"...o livro passou e mudou, mudou como um rio, ao passo que você passou na vida, passou a viver também..." M. Tsvetaiva.
Aparentemente, um livro não é senão que um conjunto de páginas manuscritas ou impressas, protegido por uma capa, dependendo da época histórica, que serve para matar o tempo ou entreter alguém, com a função de ilustrar ou afastar o tédio e a mediocridade da nossa existência. Algo sem conseqüências muito extraordinárias ainda que, em geral, socialmente valorizado.
Agente de mudanças
Todavia pensar assim é um engano. A sua dimensão e seu impacto sobre os fenômenos da história mostra sua verdadeira faceta: a de ser o maior agente das mudanças do mundo. Sem ser preciso mencionar a importâncias das obras religiosas (A Bíblia, o Alcorão, etc.), na conversão de milhões, ainda que pouco se saiba da vida de Cristovão Colombo, nenhum estudioso dos Descobrimentos nega o efeito que a leitura das crônicas de Marco Pólo ("As viagens") causou sobre o capitão genovês e o conseqüente desbravamento do Oceano Atlântico e o encontro de outros povos e civilizações.

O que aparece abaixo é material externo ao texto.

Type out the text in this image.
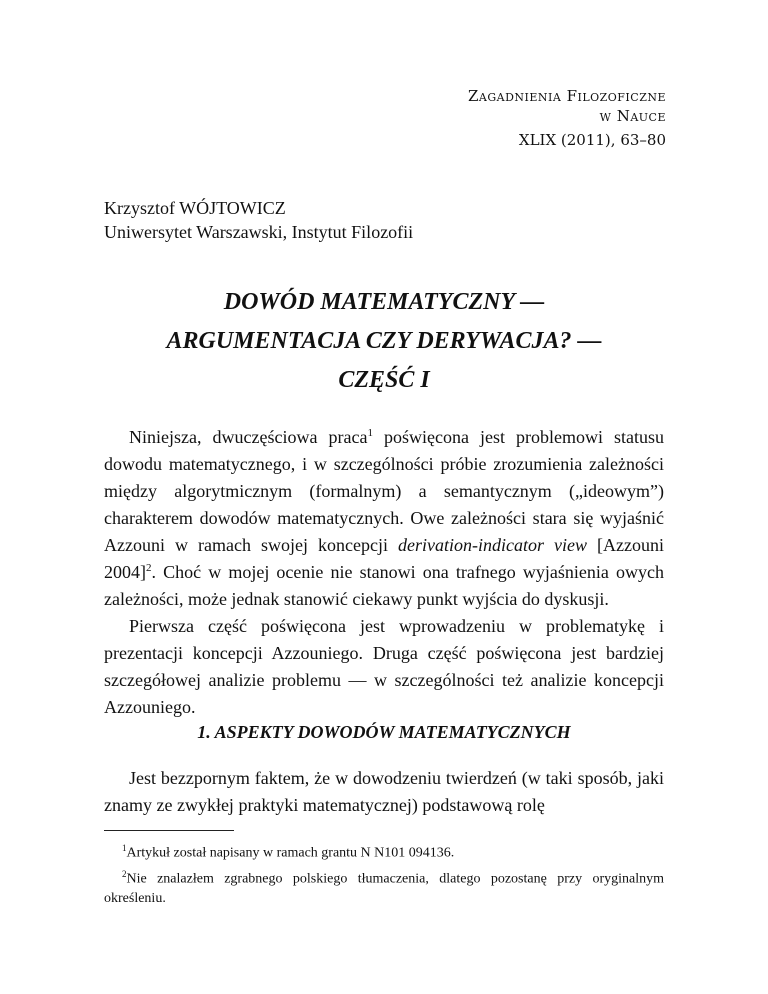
Zagadnienia Filozoficzne
w Nauce
XLIX (2011), 63–80
Krzysztof WÓJTOWICZ
Uniwersytet Warszawski, Instytut Filozofii
DOWÓD MATEMATYCZNY —
ARGUMENTACJA CZY DERYWACJA? —
CZĘŚĆ I

Niniejsza, dwuczęściowa praca$^1$ poświęcona jest problemowi statusu dowodu matematycznego, i w szczególności próbie zrozumienia zależności między algorytmicznym (formalnym) a semantycznym („ideowym”) charakterem dowodów matematycznych. Owe zależności stara się wyjaśnić Azzouni w ramach swojej koncepcji derivation-indicator view [Azzouni 2004]$^2$. Choć w mojej ocenie nie stanowi ona trafnego wyjaśnienia owych zależności, może jednak stanowić ciekawy punkt wyjścia do dyskusji.

Pierwsza część poświęcona jest wprowadzeniu w problematykę i prezentacji koncepcji Azzouniego. Druga część poświęcona jest bardziej szczegółowej analizie problemu — w szczególności też analizie koncepcji Azzouniego.

1. ASPEKTY DOWODÓW MATEMATYCZNYCH

Jest bezzpornym faktem, że w dowodzeniu twierdzeń (w taki sposób, jaki znamy ze zwykłej praktyki matematycznej) podstawową rolę

$^1$Artykuł został napisany w ramach grantu N N101 094136.

$^2$Nie znalazłem zgrabnego polskiego tłumaczenia, dlatego pozostanę przy oryginalnym określeniu.
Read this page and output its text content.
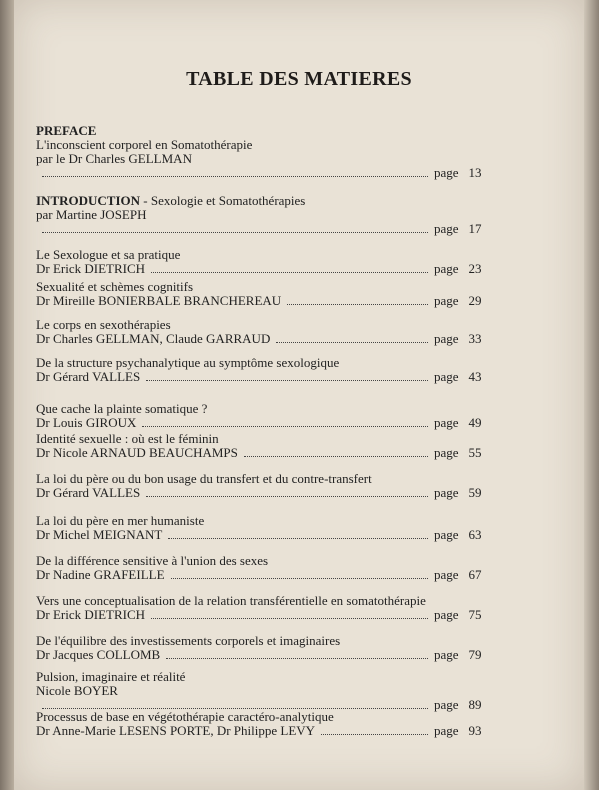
TABLE DES MATIERES
PREFACE
L'inconscient corporel en Somatothérapie
par le Dr Charles GELLMAN
page 13
INTRODUCTION - Sexologie et Somatothérapies
par Martine JOSEPH
page 17
Le Sexologue et sa pratique
Dr Erick DIETRICH	page 23
Sexualité et schèmes cognitifs
Dr Mireille BONIERBALE BRANCHEREAU	page 29
Le corps en sexothérapies
Dr Charles GELLMAN, Claude GARRAUD	page 33
De la structure psychanalytique au symptôme sexologique
Dr Gérard VALLES	page 43
Que cache la plainte somatique ?
Dr Louis GIROUX	page 49
Identité sexuelle : où est le féminin
Dr Nicole ARNAUD BEAUCHAMPS	page 55
La loi du père ou du bon usage du transfert et du contre-transfert
Dr Gérard VALLES	page 59
La loi du père en mer humaniste
Dr Michel MEIGNANT	page 63
De la différence sensitive à l'union des sexes
Dr Nadine GRAFEILLE	page 67
Vers une conceptualisation de la relation transférentielle en somatothérapie
Dr Erick DIETRICH	page 75
De l'équilibre des investissements corporels et imaginaires
Dr Jacques COLLOMB	page 79
Pulsion, imaginaire et réalité
Nicole BOYER
page 89
Processus de base en végétothérapie caractéro-analytique
Dr Anne-Marie LESENS PORTE, Dr Philippe LEVY	page 93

Nesta mesma esteira, encontra-se a enorme implicação que produziu nos aventureiros que se lançaram na conquista espanhola do Novo Mundo a leitura das façanhas do cavaleiro "Amadis de Gaula" (de Rodrigues de Montalvo, de 1508) e de "Dom Quixote de La Mancha" (obra maior de Cervantes, de 1606). Assim como nada abalou tanto a Cristandade ocidental e o poder papal como a publicação da "Resoluções" de Martim Lutero, em 1518, como não se entende a desapropriação dos bens da Igreja Católica na Inglaterra, sem levar em conta o impacto causado pelo panfleto "A súplica dos mendigos" de Simon Fish, de 1529, que fez com que Henrique VIII simplesmente decretasse o fim do poder clerical no seu reino.
A Revolução Francesa de 1789 explode bem antes, a partir das primeiras linhas do "O Contrato Social" de J.J.Rousseau, de 1762, que diz: - o homem nasce livre, mas esta encadeada em todas as partes. -, assim como toda a efervescência social e revolucionária dos séculos 19 e 20 encontra-se nos parágrafos iniciais do "Manifesto de 1848" de Karl Marx. Lembrando ainda que foi o "Senso Comum" de Thomas Paine quem definitivamente impulsionou os norte-americanos à Independência de 1776, e que foram os eletrizantes versos de Theodor Körner - "Então povo, ergue-te e deixe que a tempestade se abata sobre nós" - quem fizeram os alemães insurgir, em 1813, contra a ocupação napoleônica.
Ninguém nega que a melodramática e um tanto piegas novela "A cabana de Pai Tomas", de Harriet B. Stowe , 1851-2, fez mais pela causa da abolição nos Estados Unidos do que todos os discursos libertários que a antecederam. Bem como coube aos versos do "Navio Negreiro" de Castro Alves, 1869, "Senhor Deus dos desgraçados! Dizei-me vós, Senhor Deus! Se é loucura... se é verdade Tanto horror perante os céus?!"... desmoralizar para sempre com a escravidão entre nós.
Sem deixarmos de mencionar que boa parte da legislação social inglesa resultou das candentes, comoventes e realistas novelas de Charles Dickens, escritas entre 1838 e 1849 ("Oliver Twist", "David Copperfield", etc.), como as andanças erráticas e inconformistas de Che Guevara resultaram da leitura de "O gaúcho Martin Fierro" de José Hernandez, de 1872. E assim tem sido a longa e gloriosa crônica dos livros, flagelo das ditaduras e luz da humanidade.